Everyone in softwareland has been there, you're at home and people start calling you about the application shooting error messages with no clear reason. you go through all your logfiles, Windows application server, eventviewer and end up in your database logs, and then find out your tables give an error when trying to retrieve the data. This just happened to me, so i wrote this small tutorial for people encountering this unexpected ora-00376 and ora-01110 'file cannot be read at this time', we can fairly easy recover the corrupt datafiles without having to take the database offline.
use the statement: select * from v$datafile; to read the status on your database files. In our case it says some files are in recovery mode and are therefore unreadable. A possible cause for this could be backup software locking the database files or a linked server job from mssql keeps them occupied.
In my case, I found 5 files in recover mode:
E:\ORADATA\DAT02DATA.DBF
E:\ORADATA\IDX01.DBF
E:\ORADATA\UNDOTBS01.DBF
E:\ORADATA\SYSAUX01.DBF
E:\ORADATA\DAT02DATA01.DBF
Now that we found the cause for some tables and views in the database not being available, it's time to solve this. We fire up the sqlPlus toolie and connect to the database ( you could also use cmd, if sqlplus is not installed).
run: recover datafile 'E:\ORADATA\DAT02DATA.DBF';
Sqlplus will then ask you for a filename, auto or cancel. We choose to specify the filename, since auto option won't work, since it can't find the archive files in the place it suggested, we give in the location and filename of the archive file that it needs in order to do a recovery. As you can see in the example below, it's looking for the archive files in a different location then where the archive files actually are located. enter the correct location. E:\orabck\oraarch\arc20637_0639339860.001
After you have entered all the correct file locations suggested for the archive files, the message: log applied media recovery complete will be displayed.

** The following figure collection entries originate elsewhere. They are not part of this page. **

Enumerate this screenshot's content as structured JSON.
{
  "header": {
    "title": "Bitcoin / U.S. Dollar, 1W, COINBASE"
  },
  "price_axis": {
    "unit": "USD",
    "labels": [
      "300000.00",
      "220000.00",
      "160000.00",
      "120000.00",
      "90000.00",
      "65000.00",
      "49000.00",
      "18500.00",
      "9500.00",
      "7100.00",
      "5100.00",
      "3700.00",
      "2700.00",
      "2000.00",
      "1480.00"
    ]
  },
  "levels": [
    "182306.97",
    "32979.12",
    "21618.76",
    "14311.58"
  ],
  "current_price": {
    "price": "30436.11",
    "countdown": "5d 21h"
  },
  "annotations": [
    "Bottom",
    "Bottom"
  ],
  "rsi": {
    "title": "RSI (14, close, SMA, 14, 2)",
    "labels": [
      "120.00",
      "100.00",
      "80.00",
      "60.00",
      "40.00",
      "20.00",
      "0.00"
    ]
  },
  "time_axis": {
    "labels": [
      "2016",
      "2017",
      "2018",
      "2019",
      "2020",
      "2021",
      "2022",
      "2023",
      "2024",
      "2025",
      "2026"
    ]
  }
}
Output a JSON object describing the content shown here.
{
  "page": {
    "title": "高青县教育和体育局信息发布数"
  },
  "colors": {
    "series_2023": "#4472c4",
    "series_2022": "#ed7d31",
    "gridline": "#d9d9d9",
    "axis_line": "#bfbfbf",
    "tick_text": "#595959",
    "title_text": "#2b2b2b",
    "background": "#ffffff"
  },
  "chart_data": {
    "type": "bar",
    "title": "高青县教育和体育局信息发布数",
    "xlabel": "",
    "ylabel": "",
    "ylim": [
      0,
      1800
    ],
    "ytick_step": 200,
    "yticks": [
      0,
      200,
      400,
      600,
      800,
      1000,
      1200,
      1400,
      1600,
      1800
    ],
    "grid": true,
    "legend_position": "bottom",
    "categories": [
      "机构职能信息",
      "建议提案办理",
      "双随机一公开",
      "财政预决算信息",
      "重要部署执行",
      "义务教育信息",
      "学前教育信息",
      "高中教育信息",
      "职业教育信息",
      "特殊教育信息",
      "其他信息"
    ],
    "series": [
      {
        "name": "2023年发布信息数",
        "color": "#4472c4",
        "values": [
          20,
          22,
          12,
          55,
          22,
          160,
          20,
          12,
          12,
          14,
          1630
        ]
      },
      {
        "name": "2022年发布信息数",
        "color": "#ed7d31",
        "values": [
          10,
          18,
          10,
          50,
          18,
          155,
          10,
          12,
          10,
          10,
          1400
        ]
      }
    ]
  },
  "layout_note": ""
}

we run the statement select * from v$datafile; again and you'll see the status of the file is now offline.
All we need to do now is bring the file back online, to achieve this we run the statement:
alter database datafile 'E:\ORADATA\DAT02DATA.DBF' online;
Repeat the steps above for all the files in recovery status and the database is succesfully recovered again and running.

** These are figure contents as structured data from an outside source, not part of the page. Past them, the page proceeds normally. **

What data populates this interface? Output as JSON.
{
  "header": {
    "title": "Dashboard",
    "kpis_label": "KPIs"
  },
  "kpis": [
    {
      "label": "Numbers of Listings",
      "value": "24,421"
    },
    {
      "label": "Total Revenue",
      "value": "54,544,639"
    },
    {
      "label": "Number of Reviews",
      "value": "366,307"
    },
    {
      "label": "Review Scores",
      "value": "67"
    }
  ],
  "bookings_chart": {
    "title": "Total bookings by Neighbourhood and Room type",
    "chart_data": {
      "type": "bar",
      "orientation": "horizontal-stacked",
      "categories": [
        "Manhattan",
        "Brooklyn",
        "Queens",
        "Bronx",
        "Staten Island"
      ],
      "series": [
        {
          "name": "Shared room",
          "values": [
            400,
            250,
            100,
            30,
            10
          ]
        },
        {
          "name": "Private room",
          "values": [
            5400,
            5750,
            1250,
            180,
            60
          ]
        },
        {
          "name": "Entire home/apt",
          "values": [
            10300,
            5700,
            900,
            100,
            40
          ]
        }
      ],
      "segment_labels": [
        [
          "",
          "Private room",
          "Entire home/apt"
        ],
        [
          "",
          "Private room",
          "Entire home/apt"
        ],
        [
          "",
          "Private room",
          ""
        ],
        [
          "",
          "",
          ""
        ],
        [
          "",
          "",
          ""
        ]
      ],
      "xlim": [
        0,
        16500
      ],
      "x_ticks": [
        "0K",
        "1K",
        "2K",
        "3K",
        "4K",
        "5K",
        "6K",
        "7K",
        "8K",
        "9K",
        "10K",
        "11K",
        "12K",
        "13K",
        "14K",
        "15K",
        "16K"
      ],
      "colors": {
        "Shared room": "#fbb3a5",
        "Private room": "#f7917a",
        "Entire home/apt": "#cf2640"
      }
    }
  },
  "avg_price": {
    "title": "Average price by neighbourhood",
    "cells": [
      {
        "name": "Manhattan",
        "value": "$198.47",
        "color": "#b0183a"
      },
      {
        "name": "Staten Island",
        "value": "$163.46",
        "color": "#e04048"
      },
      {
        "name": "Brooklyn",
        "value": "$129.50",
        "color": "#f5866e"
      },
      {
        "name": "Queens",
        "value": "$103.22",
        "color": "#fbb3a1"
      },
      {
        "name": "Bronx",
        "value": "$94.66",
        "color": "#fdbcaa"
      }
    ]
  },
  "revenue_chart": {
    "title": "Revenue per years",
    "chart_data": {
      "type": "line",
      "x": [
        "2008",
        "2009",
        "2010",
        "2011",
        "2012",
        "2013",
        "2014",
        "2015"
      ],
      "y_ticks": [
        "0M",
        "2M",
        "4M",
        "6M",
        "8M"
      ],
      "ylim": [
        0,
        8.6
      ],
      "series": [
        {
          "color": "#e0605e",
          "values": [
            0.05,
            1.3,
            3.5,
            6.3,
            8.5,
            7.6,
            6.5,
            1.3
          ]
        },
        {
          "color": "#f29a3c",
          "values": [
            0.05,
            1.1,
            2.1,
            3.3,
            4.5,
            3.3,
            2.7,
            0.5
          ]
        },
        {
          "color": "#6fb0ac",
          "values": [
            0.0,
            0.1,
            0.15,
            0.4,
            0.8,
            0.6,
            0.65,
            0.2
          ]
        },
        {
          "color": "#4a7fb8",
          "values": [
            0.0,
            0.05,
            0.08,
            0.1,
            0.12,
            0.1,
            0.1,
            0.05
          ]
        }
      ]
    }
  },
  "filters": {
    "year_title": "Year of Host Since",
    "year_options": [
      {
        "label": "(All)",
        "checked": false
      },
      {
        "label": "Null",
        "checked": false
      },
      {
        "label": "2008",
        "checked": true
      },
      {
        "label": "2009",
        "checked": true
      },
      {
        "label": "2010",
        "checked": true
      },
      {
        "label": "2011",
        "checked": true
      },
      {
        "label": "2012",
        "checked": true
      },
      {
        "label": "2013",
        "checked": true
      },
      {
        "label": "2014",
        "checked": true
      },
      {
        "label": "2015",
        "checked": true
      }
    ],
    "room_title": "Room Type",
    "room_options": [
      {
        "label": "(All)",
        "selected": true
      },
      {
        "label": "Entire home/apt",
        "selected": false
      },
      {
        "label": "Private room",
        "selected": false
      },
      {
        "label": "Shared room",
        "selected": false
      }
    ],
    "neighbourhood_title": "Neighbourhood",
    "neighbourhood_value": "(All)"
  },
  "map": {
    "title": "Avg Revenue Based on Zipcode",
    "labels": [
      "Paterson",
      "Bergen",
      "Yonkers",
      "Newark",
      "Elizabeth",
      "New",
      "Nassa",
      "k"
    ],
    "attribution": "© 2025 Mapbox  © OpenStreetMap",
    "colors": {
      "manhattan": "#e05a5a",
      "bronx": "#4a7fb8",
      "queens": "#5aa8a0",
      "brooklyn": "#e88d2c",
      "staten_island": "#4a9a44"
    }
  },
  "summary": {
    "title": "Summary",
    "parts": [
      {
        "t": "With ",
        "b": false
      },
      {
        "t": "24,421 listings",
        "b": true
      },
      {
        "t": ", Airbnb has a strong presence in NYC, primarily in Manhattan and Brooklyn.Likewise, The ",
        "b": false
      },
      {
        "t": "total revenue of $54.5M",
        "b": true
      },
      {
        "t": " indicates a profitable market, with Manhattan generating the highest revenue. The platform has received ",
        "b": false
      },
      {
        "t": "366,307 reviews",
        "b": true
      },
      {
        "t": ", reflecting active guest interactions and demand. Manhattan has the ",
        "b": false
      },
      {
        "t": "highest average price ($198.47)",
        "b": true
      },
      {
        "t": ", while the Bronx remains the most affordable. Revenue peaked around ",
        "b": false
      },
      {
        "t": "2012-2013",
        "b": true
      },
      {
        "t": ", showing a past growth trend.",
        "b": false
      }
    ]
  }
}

The advantage of this recovery is that we don't have to bringt the database offline and depending on what files are in recovery mode, people can still access the database and even parts of the application.
BSD
Need advice how to recover the data base with missing data file:
After a bad blocks on hard disk that corrupt oracle data file, I ran fsck to repair
the problem, but the datafile been deleted from disk by the fsck.
This data file store User table space (tables, packages, etc…)

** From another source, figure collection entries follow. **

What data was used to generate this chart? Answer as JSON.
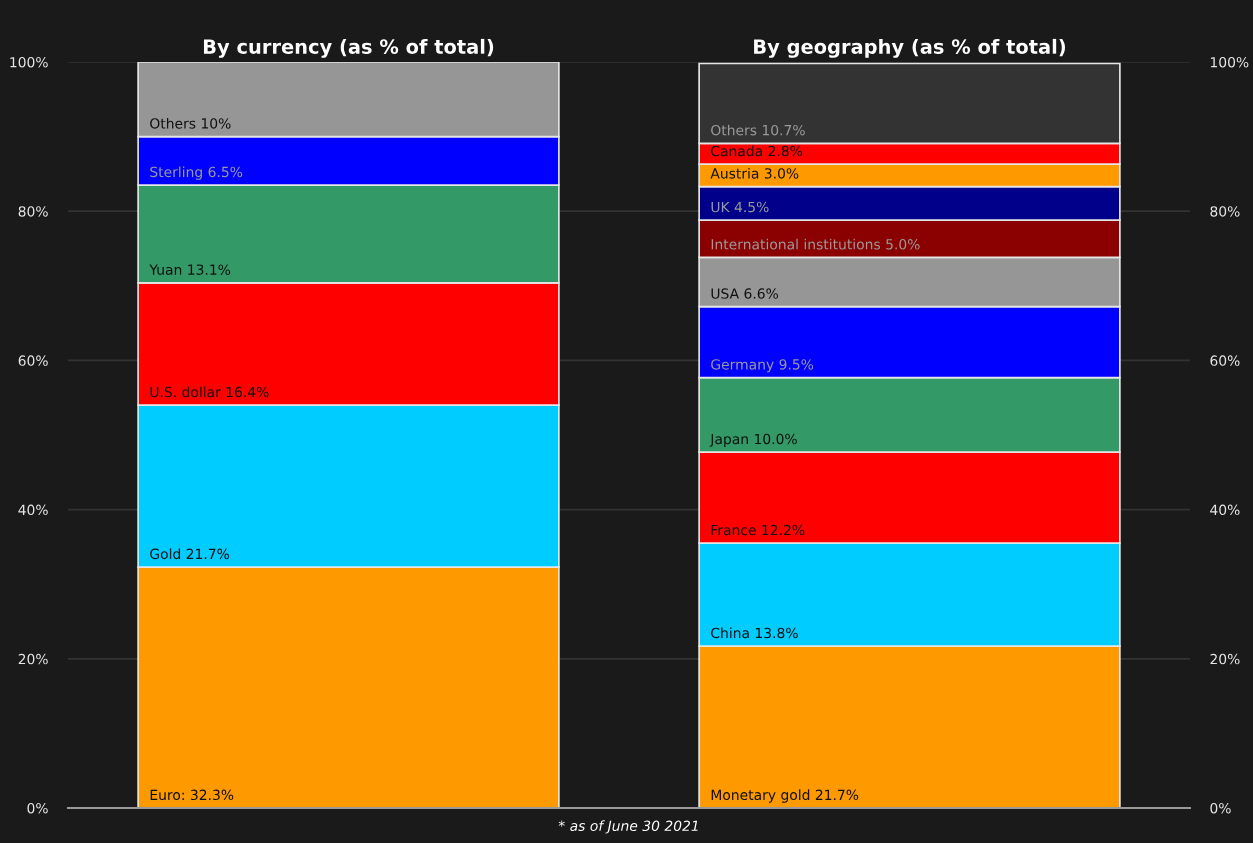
{
  "chart_data": [
    {
      "type": "bar",
      "title": "By currency (as % of total)",
      "stacked": true,
      "categories": [
        null
      ],
      "ylim": [
        0,
        100
      ],
      "yticks": [
        {
          "value": 0,
          "label": "0%"
        },
        {
          "value": 20,
          "label": "20%"
        },
        {
          "value": 40,
          "label": "40%"
        },
        {
          "value": 60,
          "label": "60%"
        },
        {
          "value": 80,
          "label": "80%"
        },
        {
          "value": 100,
          "label": "100%"
        }
      ],
      "grid": "y",
      "annotations": [
        "* as of June 30 2021"
      ],
      "series": [
        {
          "color": "#ff9900",
          "values": [
            32.3
          ],
          "value_labels": [
            "Euro: 32.3%"
          ]
        },
        {
          "color": "#00ccff",
          "values": [
            21.7
          ],
          "value_labels": [
            "Gold 21.7%"
          ]
        },
        {
          "color": "#ff0000",
          "values": [
            16.4
          ],
          "value_labels": [
            "U.S. dollar 16.4%"
          ]
        },
        {
          "color": "#339966",
          "values": [
            13.1
          ],
          "value_labels": [
            "Yuan 13.1%"
          ]
        },
        {
          "color": "#0000ff",
          "values": [
            6.5
          ],
          "value_labels": [
            "Sterling 6.5%"
          ]
        },
        {
          "color": "#969696",
          "values": [
            10
          ],
          "value_labels": [
            "Others 10%"
          ]
        }
      ]
    },
    {
      "type": "bar",
      "title": "By geography (as % of total)",
      "stacked": true,
      "categories": [
        null
      ],
      "ylim": [
        0,
        100
      ],
      "yticks": [
        {
          "value": 0,
          "label": "0%"
        },
        {
          "value": 20,
          "label": "20%"
        },
        {
          "value": 40,
          "label": "40%"
        },
        {
          "value": 60,
          "label": "60%"
        },
        {
          "value": 80,
          "label": "80%"
        },
        {
          "value": 100,
          "label": "100%"
        }
      ],
      "grid": "y",
      "series": [
        {
          "color": "#ff9900",
          "values": [
            21.7
          ],
          "value_labels": [
            "Monetary gold 21.7%"
          ]
        },
        {
          "color": "#00ccff",
          "values": [
            13.8
          ],
          "value_labels": [
            "China 13.8%"
          ]
        },
        {
          "color": "#ff0000",
          "values": [
            12.2
          ],
          "value_labels": [
            "France 12.2%"
          ]
        },
        {
          "color": "#339966",
          "values": [
            10.0
          ],
          "value_labels": [
            "Japan 10.0%"
          ]
        },
        {
          "color": "#0000ff",
          "values": [
            9.5
          ],
          "value_labels": [
            "Germany 9.5%"
          ]
        },
        {
          "color": "#969696",
          "values": [
            6.6
          ],
          "value_labels": [
            "USA 6.6%"
          ]
        },
        {
          "color": "#8b0000",
          "values": [
            5.0
          ],
          "value_labels": [
            "International institutions 5.0%"
          ]
        },
        {
          "color": "#00008b",
          "values": [
            4.5
          ],
          "value_labels": [
            "UK 4.5%"
          ]
        },
        {
          "color": "#ff9900",
          "values": [
            3.0
          ],
          "value_labels": [
            "Austria 3.0%"
          ]
        },
        {
          "color": "#ff0000",
          "values": [
            2.8
          ],
          "value_labels": [
            "Canada 2.8%"
          ]
        },
        {
          "color": "#333333",
          "values": [
            10.7
          ],
          "value_labels": [
            "Others 10.7%"
          ]
        }
      ]
    }
  ]
}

The database is Oracle Database 10g Enterprise Edition Release 10.2.0.1.0
The OS is Linux
The data base was running on Archive Mode
I use to make Cold backup’s without rman, simply I shutdown the db and then copy the folder that contain the data & control files .
The last two cold backups not worth, it copied the damaged datafile with problem, and take half of it’s size.
The last good backup I have is from January and luckily I keep with it all the archive files ( a few hundreds) from backup day until problem date.
Now after fsck delete the corrupt data file The rest of the database with out the missing datafile seems to be fine, I can connect normally to other users.
There are some options to recover the database, I do not know wich and how ?
recover the last backup from January with the archive files
as different database and then:
a) take the missing datafile into the current database ?
b) use the backup+archive database as the current database ?
what is the best way and how to do it ?
thank you for your advice and help
Yitshak
Hi Yitsjak,
What specific error or message do you get from the oracle database on the missing files?
If you want to take the long but safe road, I recommend you to replace the missing errors it asks for, this takes some time, but rebuilds only the damaged parts of the database and leaves the rest of your data unharmed.